The four of them introduced the show with Strange Creatures, which begins with a distorted, creepy baseline.

A murky synth hovered in the background throughout the song. The guitar echoed. It was a song made for a terror-struck girl running for her life down a hill covered in fog, if you can imagine that?

Some of the other new songs they played had that same eerie quality – No Flesh Road, Teenage Love. Bonfire Of The City Boys was crazy; A demented poem that painted a horror story.

The base and the drums building into an explosive chorus. Eoin in a lot of the songs had put down his guitar. With his free limbs, he danced on stage, immersed in the madness.

Woven into the Strange Creatures setlist were some well-known numbers the first two records (We Can Do What We Want, Never Awake, Face Like a Skull). Drenge used their new style to shape the way they played some of these old favourites.

Backwaters was stretched out into a deranged 5-minute piece that turned the 02 Ritz temporarily into a red-socked Halloween ballroom.

Some of the crowd (myself included) would have liked to have seen it played in the way we know and love so much.

That being said, the twisted rendition they offered was brilliant. Even though they adapted some of the songs to suit the style of their new sound, Drenge returned on stage after Let’s Pretend as a duo.

Rory and Eoin Loveless ripped through Bloodsports before Eoin closed with a standalone performance of Fuckabout that a grateful crowd sang back to him. It was a great way to close the set.

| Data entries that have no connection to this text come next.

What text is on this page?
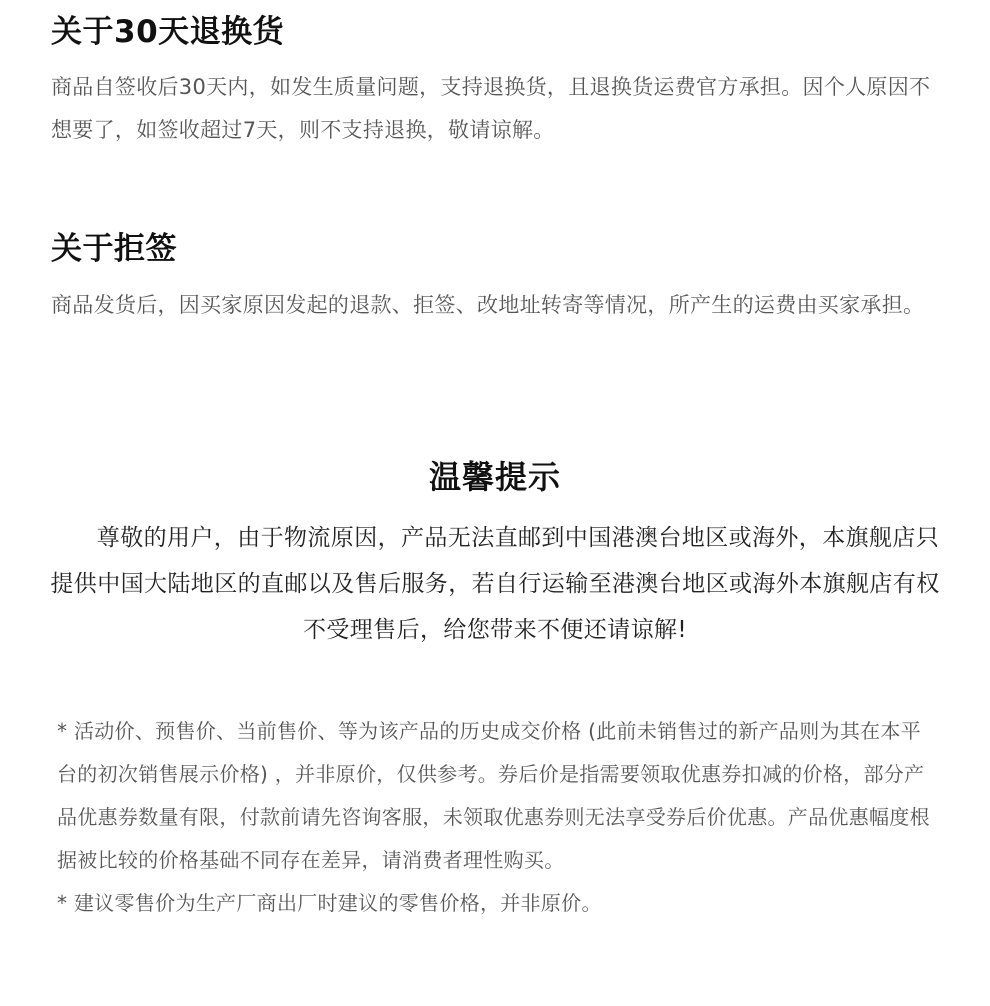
关于30天退换货

商品自签收后30天内，如发生质量问题，支持退换货，且退换货运费官方承担。因个人原因不想要了，如签收超过7天，则不支持退换，敬请谅解。

关于拒签

商品发货后，因买家原因发起的退款、拒签、改地址转寄等情况，所产生的运费由买家承担。

温馨提示

尊敬的用户，由于物流原因，产品无法直邮到中国港澳台地区或海外，本旗舰店只提供中国大陆地区的直邮以及售后服务，若自行运输至港澳台地区或海外本旗舰店有权不受理售后，给您带来不便还请谅解!

* 活动价、预售价、当前售价、等为该产品的历史成交价格 (此前未销售过的新产品则为其在本平台的初次销售展示价格) ，并非原价，仅供参考。券后价是指需要领取优惠券扣减的价格，部分产品优惠券数量有限，付款前请先咨询客服，未领取优惠券则无法享受券后价优惠。产品优惠幅度根据被比较的价格基础不同存在差异，请消费者理性购买。

* 建议零售价为生产厂商出厂时建议的零售价格，并非原价。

After years of playing through songs from the first two records that, despite any innovation made many of us smile and think of the 90’s, Drenge return to the stage as Strange Creatures with a sound entirely their own.

With this new material, they can diversify their live sound as they did in Manchester on 29th March, so that it encompasses both the crazy and the creepy, the anger and the fear, the mosh pits and the head bobbing.

This flavour to their live presence might polarize their fans, but that’s cool – not everyone likes change. It’s strange, after all.